Na volta 13, Bottas tinha mais de dois segundos de vantagem para seu companheiro de equipe na Mercedes Hamilton e mais de oito segundos de vantagem para o terceiro colocado Verstappen. Seria mesmo uma corrida protagonizada pelos Mercedes.

Dois giros depois, Lance Stroll, que largou na P12, atacava Norris na disputa pela sétima posição. Perez abria caminho no final do pelotão e ocupava a 17ª posição. Na disputa, Stroll forçou para cima do piloto da McLaren, mas acabou rodando. No toque, o canadense teve danos em sua asa dianteira. O incidente foi para investigação dos comissários e Stroll recebeu cinco segundos de penalidade pela tentativa equivocava.

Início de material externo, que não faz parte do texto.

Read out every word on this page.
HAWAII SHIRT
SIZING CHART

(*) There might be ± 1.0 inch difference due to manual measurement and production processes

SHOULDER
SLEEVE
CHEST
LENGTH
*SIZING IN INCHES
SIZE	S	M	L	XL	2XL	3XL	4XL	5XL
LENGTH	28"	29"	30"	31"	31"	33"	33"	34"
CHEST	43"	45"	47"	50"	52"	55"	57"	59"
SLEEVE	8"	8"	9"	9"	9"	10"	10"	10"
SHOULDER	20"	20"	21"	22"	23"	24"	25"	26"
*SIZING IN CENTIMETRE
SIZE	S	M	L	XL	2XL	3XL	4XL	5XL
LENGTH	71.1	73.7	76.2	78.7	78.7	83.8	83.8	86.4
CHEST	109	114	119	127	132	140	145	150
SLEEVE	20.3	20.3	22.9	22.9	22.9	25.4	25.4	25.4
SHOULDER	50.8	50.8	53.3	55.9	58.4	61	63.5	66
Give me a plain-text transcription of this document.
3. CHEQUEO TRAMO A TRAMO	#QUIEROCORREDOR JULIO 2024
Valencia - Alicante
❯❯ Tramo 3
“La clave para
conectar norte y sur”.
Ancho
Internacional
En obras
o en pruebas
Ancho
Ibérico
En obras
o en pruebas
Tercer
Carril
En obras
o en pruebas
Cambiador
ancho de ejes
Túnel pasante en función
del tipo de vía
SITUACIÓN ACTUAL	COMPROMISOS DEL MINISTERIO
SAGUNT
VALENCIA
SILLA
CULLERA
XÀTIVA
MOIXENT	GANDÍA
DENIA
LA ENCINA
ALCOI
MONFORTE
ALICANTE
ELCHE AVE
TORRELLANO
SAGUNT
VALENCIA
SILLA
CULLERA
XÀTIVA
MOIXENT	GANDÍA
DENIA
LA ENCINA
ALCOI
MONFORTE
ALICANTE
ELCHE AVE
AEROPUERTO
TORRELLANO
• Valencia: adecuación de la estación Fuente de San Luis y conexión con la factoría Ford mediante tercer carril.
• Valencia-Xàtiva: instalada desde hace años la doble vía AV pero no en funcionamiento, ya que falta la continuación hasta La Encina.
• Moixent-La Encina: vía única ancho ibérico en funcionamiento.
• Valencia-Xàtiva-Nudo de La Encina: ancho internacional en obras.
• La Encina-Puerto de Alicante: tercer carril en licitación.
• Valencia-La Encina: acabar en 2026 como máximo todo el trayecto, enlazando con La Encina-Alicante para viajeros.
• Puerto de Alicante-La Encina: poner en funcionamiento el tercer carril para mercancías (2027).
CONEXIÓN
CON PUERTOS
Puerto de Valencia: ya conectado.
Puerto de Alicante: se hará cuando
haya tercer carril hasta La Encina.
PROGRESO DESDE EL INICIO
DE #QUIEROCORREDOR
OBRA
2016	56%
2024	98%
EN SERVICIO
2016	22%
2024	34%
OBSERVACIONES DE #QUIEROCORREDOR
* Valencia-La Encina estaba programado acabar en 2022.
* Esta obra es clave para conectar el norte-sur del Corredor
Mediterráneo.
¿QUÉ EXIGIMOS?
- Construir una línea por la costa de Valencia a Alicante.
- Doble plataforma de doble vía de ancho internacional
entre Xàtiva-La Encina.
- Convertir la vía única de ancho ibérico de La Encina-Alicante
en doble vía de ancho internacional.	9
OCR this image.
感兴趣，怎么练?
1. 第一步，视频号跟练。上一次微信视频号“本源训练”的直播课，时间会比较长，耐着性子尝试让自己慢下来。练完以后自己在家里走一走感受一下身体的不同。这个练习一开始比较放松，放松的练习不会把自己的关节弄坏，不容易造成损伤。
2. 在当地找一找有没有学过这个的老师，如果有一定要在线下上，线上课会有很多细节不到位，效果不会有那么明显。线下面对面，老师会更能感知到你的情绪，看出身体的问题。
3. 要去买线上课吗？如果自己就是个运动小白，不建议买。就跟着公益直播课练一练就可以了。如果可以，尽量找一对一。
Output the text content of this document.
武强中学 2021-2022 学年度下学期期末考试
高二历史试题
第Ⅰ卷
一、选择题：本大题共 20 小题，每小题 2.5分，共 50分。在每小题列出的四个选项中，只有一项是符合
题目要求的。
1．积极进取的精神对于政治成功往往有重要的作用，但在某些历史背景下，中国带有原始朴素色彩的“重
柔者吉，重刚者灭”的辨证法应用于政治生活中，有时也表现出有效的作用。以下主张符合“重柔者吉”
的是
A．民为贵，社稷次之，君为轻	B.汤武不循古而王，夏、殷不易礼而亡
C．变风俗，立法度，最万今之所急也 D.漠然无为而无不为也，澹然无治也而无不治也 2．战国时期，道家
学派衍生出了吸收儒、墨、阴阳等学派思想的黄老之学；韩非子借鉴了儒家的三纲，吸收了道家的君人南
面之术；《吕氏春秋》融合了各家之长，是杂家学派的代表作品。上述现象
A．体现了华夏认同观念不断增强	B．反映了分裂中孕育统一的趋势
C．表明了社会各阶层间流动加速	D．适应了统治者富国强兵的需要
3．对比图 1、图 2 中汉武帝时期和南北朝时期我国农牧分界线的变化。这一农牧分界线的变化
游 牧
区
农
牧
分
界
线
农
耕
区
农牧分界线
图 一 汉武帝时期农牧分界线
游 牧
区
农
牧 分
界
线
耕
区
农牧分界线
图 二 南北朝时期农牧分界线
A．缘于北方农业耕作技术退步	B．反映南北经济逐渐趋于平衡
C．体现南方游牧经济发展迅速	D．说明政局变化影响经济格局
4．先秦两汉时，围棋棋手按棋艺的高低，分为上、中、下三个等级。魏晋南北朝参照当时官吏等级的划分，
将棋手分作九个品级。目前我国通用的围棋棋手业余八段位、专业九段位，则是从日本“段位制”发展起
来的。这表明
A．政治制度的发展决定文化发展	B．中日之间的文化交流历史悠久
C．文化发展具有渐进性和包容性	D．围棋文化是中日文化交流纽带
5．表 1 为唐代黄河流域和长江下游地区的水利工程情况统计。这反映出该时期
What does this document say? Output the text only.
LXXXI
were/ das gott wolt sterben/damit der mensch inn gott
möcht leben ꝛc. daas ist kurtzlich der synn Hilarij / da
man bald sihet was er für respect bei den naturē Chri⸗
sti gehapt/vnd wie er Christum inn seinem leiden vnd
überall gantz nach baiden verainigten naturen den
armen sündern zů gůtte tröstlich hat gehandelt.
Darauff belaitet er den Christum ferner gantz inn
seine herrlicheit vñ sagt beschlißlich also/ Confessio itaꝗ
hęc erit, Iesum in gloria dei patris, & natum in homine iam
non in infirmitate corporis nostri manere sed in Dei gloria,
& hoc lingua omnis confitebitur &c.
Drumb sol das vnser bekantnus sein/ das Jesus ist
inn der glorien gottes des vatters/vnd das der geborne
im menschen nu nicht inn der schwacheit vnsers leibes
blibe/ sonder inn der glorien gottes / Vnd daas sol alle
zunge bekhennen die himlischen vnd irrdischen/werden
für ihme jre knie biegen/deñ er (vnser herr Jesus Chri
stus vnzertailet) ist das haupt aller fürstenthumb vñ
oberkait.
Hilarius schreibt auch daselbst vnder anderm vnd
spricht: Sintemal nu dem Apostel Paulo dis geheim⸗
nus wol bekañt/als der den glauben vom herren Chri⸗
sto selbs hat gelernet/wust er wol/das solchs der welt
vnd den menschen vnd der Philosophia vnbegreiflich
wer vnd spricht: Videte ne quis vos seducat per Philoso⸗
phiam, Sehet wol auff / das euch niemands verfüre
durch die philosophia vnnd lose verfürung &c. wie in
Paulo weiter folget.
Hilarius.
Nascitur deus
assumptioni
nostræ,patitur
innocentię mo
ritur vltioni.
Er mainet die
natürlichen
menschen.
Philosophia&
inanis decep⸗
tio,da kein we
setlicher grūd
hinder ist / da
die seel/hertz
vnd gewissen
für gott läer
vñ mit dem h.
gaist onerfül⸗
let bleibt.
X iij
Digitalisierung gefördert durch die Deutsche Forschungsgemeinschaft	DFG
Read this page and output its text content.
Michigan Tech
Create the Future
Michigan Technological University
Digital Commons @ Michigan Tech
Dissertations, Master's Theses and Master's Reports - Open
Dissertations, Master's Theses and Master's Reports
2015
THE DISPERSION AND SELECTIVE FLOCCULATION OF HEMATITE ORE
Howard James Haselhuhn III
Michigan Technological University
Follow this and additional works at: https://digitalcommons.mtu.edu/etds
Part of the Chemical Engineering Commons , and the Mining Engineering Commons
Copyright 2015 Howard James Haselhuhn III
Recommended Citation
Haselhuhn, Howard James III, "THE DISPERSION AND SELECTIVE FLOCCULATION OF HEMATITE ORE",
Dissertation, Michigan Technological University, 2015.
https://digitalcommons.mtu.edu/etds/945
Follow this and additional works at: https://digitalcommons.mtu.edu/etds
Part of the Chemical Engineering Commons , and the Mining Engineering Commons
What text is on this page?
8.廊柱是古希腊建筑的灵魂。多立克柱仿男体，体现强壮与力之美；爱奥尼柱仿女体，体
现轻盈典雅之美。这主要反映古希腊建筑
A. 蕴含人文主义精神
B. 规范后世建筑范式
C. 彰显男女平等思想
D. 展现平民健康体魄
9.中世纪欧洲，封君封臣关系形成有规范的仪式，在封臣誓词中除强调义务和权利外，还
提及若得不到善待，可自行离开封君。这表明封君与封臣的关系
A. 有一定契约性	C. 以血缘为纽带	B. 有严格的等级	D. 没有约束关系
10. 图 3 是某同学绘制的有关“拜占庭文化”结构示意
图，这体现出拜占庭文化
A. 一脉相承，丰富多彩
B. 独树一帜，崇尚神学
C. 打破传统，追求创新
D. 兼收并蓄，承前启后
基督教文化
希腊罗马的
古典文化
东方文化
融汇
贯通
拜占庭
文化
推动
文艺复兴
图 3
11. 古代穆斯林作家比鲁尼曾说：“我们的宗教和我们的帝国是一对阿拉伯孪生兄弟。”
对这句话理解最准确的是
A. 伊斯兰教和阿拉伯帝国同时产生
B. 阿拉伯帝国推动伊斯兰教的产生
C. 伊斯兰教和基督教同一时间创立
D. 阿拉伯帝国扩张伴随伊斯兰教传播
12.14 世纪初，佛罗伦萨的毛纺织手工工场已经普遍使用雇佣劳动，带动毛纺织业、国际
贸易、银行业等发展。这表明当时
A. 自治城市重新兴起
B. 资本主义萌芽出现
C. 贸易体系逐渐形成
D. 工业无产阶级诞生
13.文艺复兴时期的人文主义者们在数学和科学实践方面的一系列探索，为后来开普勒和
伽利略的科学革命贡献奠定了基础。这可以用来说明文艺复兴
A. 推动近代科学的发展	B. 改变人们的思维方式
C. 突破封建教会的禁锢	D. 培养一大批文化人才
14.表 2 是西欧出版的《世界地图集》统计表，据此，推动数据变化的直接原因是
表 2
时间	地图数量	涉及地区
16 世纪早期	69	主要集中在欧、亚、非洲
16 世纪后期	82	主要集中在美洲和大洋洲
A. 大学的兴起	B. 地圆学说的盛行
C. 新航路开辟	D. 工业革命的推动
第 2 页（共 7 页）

Nas voltas 16, 17 e 18, Hamilton tirou um segundo da desvantagem que tinha para o líder Bottas depois de duas voltas extremamente rápidas. Na última, 1:21.366s, a volta mais rápida da corrida até então, deixou o britânico 1.4s atrás do seu companheiro de equipe. Na seguinte, 1:21.317s, a vantagem caiu para 0,8s.

Quando Bottas errou na volta 19, Hamilton colou no finlandês. A diferença era no visual. O hexacampeão mundial se valeu do DRS para reassumir a liderança da corrida. No giro 21, Hamilton marcou 1:21.134s e abriu 2,3s de vantagem para Bottas.

Gasly é o cara! Russell também!

A corrida caminhava para sua metade quando Gasly começou a se destacar na pista. É verdade que o francês fez uma largada impecável, mas na volta 22 o piloto da AlphaTauri ultrapassou Sainz e assumiu a quinta posição atrás da Ferrari de Leclerc.

George Russell também mostrou seu valor durante a corrida movimentada em Algarve. O piloto da Williams partiu de 14º e ocupava a nona posição na volta 24, seis segundos atrás de Vettel.

Quando Verstappen fez sua parada no mesmo giro, Gasly assumiu a quarta posição da corrida.

Depois das paradas nos boxes, Gasly não conseguia manter o mesmo desempenho com os pneus médios e foi perdendo posições uma a uma, até cair para a P9.

Sainz também não conseguia manter o ritmo com seu MCL35 e era o 10º colocado na volta 33 – seu companheiro de equipe Norris ocupava a 14ª posição.

O retorno de Perez aos pontos

Depois do acidente na primeira volta com Verstappen, Perez precisava de uma corrida de recuperação impecável para assegurar os pontos. E foi isso que o mexicano fez. Na volta 36, Perez atacou Ocon pela quinta posição em uma disputa limpa, dura e emocionante. Os dois andaram lado a lado por algumas curvas antes do piloto da Racing Point ficar com a P5.

Hamilton sai de Portugal como o maior vencedor da história da F1

Bottas e Hamilton ainda não haviam feito suas paradas para troca de pneus na volta 39. A mesma situação de Ocon. O restante do grid, todos haviam feitos suas paradas obrigatórias.

Hamilton tinha vantagem de quase 10 segundos lá na frente, enquanto Bottas tinha um gap de 40 segundos para o terceiro colocado Verstappen. Foi quando o britânico fez sua parada nos boxes e retornou na segunda posição, atrás do seu companheiro de Mercedes. O finlandês parou uma volta depois e voltou sete segundos atrás do britânico. Ambos voltaram à pista com os pneus duros.

Quatorze segundos separavam os primeiros colocados Hamilton e Bottas na volta 48. Quando a dupla da Mercedes começou a fazer voltas rápidas – que garante um ponto extra na corrida.

Bottas marcou 1:19.922s, mas Hamilton foi um milésimo de segundo mais rápido no giro seguinte e cravou 1:19.921s. Ainda veríamos mais de Hamilton nos estágios finais da corrida.

Na volta 54, Stroll abandonou a corrida enquanto ocupava a última posição. O piloto da Racing Point recebeu duas penalidades durante a corrida: a primeira no incidente com Norris e a segunda por ultrapassar os limites da pista, somando 10 segundos no total.

Outro que recebeu cinco segundos de penalidade por ultrapassar os limites da pista diversas vezes foi Grosjean. Assim como Stroll, o piloto da Haas recebeu uma bandeira preta e branca, de advertência, depois que excedeu os limites pela segunda vez. Na terceira, veio a penalidade.

Nos estágios finais da corrida, a disputa era intensa entre a dupla da Renault. Ocon era o oitavo e sofria muita pressão de Ricciardo na briga pela oitava posição. Com isso, Vettel, que havia conseguido superar Raikkonen algumas voltas antes, também se aproximou e partiu para o ataque sobre o australiano.

Hamilton reclamou de câimbras pelo rádio da equipe, mas seguia fazendo volta rápida atrás de volta rápida. No giro 64, a volta mais rápida da corrida foi estabelecida em 1:18.750s pelo hexacampeão.